Most importantly, group therapy made me realize I wasn’t the only person at Penn who felt lonely. This isn’t a huge revelation, but viewing other people’s lives from the outside, especially through Instagram posts and Snap stories, had convinced me that almost everyone around me had a nonstop social life. For the first time, I heard other students say they found it hard to meet new people, start conversations, and maintain friendships.


Photo: Sophia Dai

Bryan Denq


Realizing he wasn’t the only person struggling was one of the biggest benefits of group for Bryan Denq (C ‘22). He was a first-semester first year when he saw a poster in his dorm advertising Discover Your Well, a weekly workshop that uses positive psychology to help students “build optimism and hope,” “experience positive emotions,” and “nourish self-compassion.” 

“Like most students, I come from a very stressful background,” he says. “Most people had to work really, really hard to get there, and I was one of those people. And to be frank, I did not want to relive that high stress level lifestyle again here at Penn.” 

Bryan hoped to better equip himself for a positive college experience through the workshop. 

He and three other students learned about mindfulness and self-esteem from two CAPS staffers before transitioning into a discussion-based format every meeting. Although he initially felt uncomfortable sharing personal stories in a group setting, Bryan says being able to relate to other people was a powerful experience. 

“When I interact with most people, they think they are the only ones who can be suffering, like everyone else seems to be having a good time and managing their own workload,” he says. “On the other hand, I can't seem to handle what I'm doing right now. But going to these group workshops just opens your eyes, saying, ‘You are not alone. We all have these struggles, and we are trying to get through them as best as we can.’”

Although the workshop was especially helpful to him as a first year, Bryan believes that anyone, even seniors and postgraduate students, can benefit from being in a group like Discover Your Well. More than a year later, he still incorporates the lessons he learned about stress reduction, grit, and perseverance into his daily life. 

But despite the benefits of group and its similar effectiveness when compared to individual therapy, Downie and Saraf agree that it’s an “underused” resource at CAPS due to a few common misconceptions. 

“I think the first misconception is that group is not a good form of treatment or a good form of therapy,” Downie says. “There's a lot of research that for years, like decades of research, indicating that group is at least as effective as individual. And for certain things, particularly for certain age groups, like teenagers and college students, it can actually be more effective.”

Downie also believes that people are afraid of going to group because they think they have to share extremely personal experiences, even though there is no actual expectation for them to do so.

“I think it's actually very important for students to feel like they can take things at their own pace when they come into group and have control over how much they disclose, what they share about themselves,” she says. “It's a much slower, more comfortable process that is really very self determined.”

The open and informal structure of group therapy has helped me and many others manage our emotions better, but I want to make it clear that group therapy isn’t an end-all cure-all. For a while, I still went to individual therapy to sort out issues I wasn’t comfortable bringing up to the group.

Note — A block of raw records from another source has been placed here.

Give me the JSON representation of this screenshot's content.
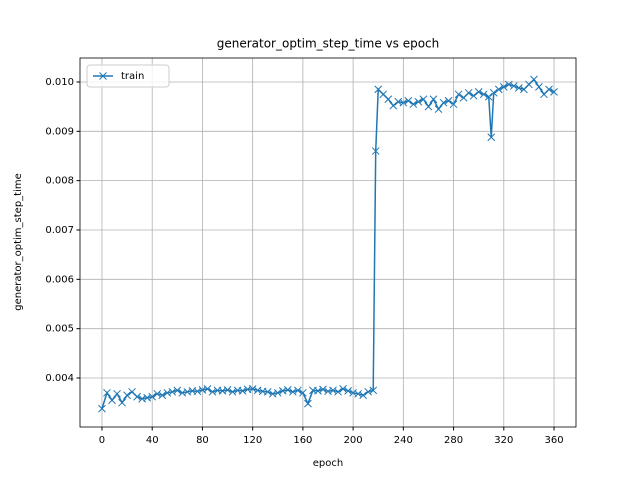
{
  "chart_data": {
    "type": "line",
    "title": "generator_optim_step_time vs epoch",
    "x_label": "epoch",
    "y_label": "generator_optim_step_time",
    "x": [
      0,
      4,
      8,
      12,
      16,
      20,
      24,
      28,
      32,
      36,
      40,
      44,
      48,
      52,
      56,
      60,
      64,
      68,
      72,
      76,
      80,
      84,
      88,
      92,
      96,
      100,
      104,
      108,
      112,
      116,
      120,
      124,
      128,
      132,
      136,
      140,
      144,
      148,
      152,
      156,
      160,
      164,
      168,
      172,
      176,
      180,
      184,
      188,
      192,
      196,
      200,
      204,
      208,
      212,
      216,
      218,
      220,
      224,
      228,
      232,
      236,
      240,
      244,
      248,
      252,
      256,
      260,
      264,
      268,
      272,
      276,
      280,
      284,
      288,
      292,
      296,
      300,
      304,
      308,
      310,
      312,
      316,
      320,
      324,
      328,
      332,
      336,
      340,
      344,
      348,
      352,
      356,
      360
    ],
    "series": [
      {
        "name": "train",
        "color": "#1f77b4",
        "marker": "x",
        "values": [
          0.00338,
          0.0037,
          0.00355,
          0.00368,
          0.0035,
          0.00365,
          0.00372,
          0.00362,
          0.00358,
          0.0036,
          0.00362,
          0.00368,
          0.00365,
          0.0037,
          0.00372,
          0.00375,
          0.0037,
          0.00372,
          0.00374,
          0.00373,
          0.00376,
          0.00378,
          0.00372,
          0.00375,
          0.00374,
          0.00376,
          0.00372,
          0.00375,
          0.00374,
          0.00377,
          0.00378,
          0.00375,
          0.00373,
          0.00372,
          0.00368,
          0.0037,
          0.00374,
          0.00376,
          0.00372,
          0.00375,
          0.0037,
          0.00348,
          0.00375,
          0.00374,
          0.00377,
          0.00373,
          0.00375,
          0.00372,
          0.00378,
          0.00374,
          0.0037,
          0.00368,
          0.00365,
          0.00372,
          0.00375,
          0.0086,
          0.00985,
          0.00975,
          0.00965,
          0.00952,
          0.0096,
          0.00958,
          0.00962,
          0.00955,
          0.0096,
          0.00965,
          0.0095,
          0.00965,
          0.00945,
          0.00958,
          0.00962,
          0.00955,
          0.00975,
          0.00968,
          0.00978,
          0.00972,
          0.0098,
          0.00975,
          0.0097,
          0.00888,
          0.00978,
          0.00985,
          0.0099,
          0.00995,
          0.00992,
          0.00988,
          0.00985,
          0.00995,
          0.01005,
          0.0099,
          0.00975,
          0.00985,
          0.0098
        ]
      }
    ],
    "xlim": [
      -17.5,
      377.5
    ],
    "xticks": [
      0,
      40,
      80,
      120,
      160,
      200,
      240,
      280,
      320,
      360
    ],
    "ylim": [
      0.003007,
      0.010486
    ],
    "yticks": [
      0.004,
      0.005,
      0.006,
      0.007,
      0.008,
      0.009,
      {
        "value": 0.01,
        "label": "0.010"
      }
    ],
    "grid": true,
    "legend": "upper left"
  }
}
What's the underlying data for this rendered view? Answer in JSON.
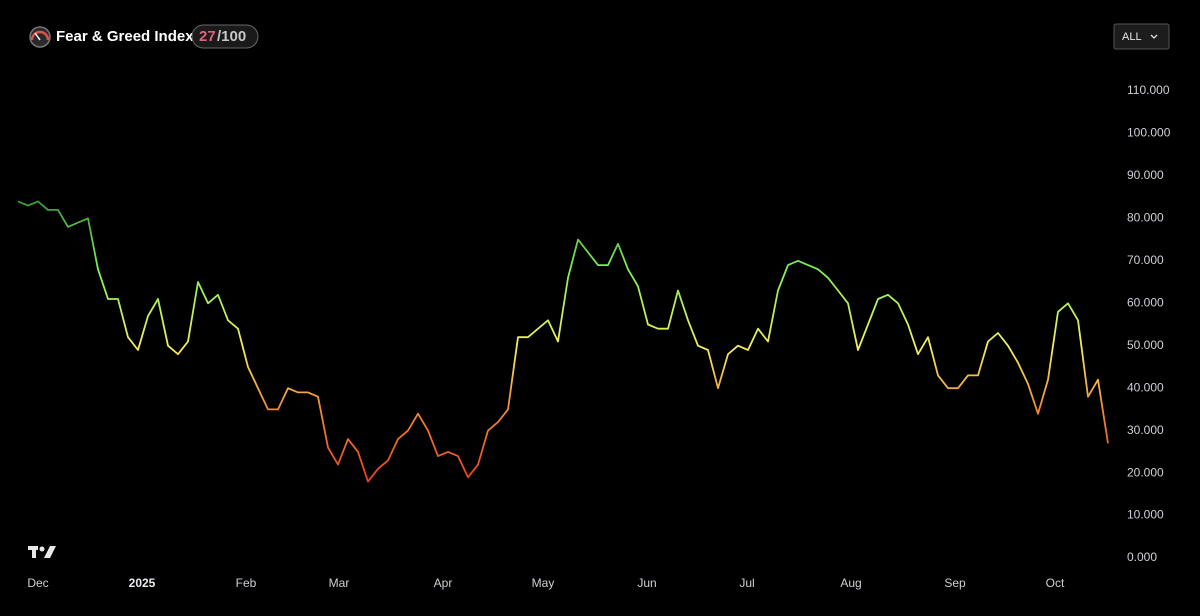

And even after attending a semester’s worth of meetings, I still worry too much and find it hard to stop comparing myself to other people.

Even though it wasn’t perfect, group therapy was a powerful reminder that I wasn’t alone. My loneliness initially pushed me to seek treatment, and it also fed my fear of vulnerability when I first joined the group. But working with others who struggled with the same fears taught me how to open up to strangers and identify irrational thought patterns. Group therapy didn’t fix all my problems. But it gave me the tools I needed to manage them.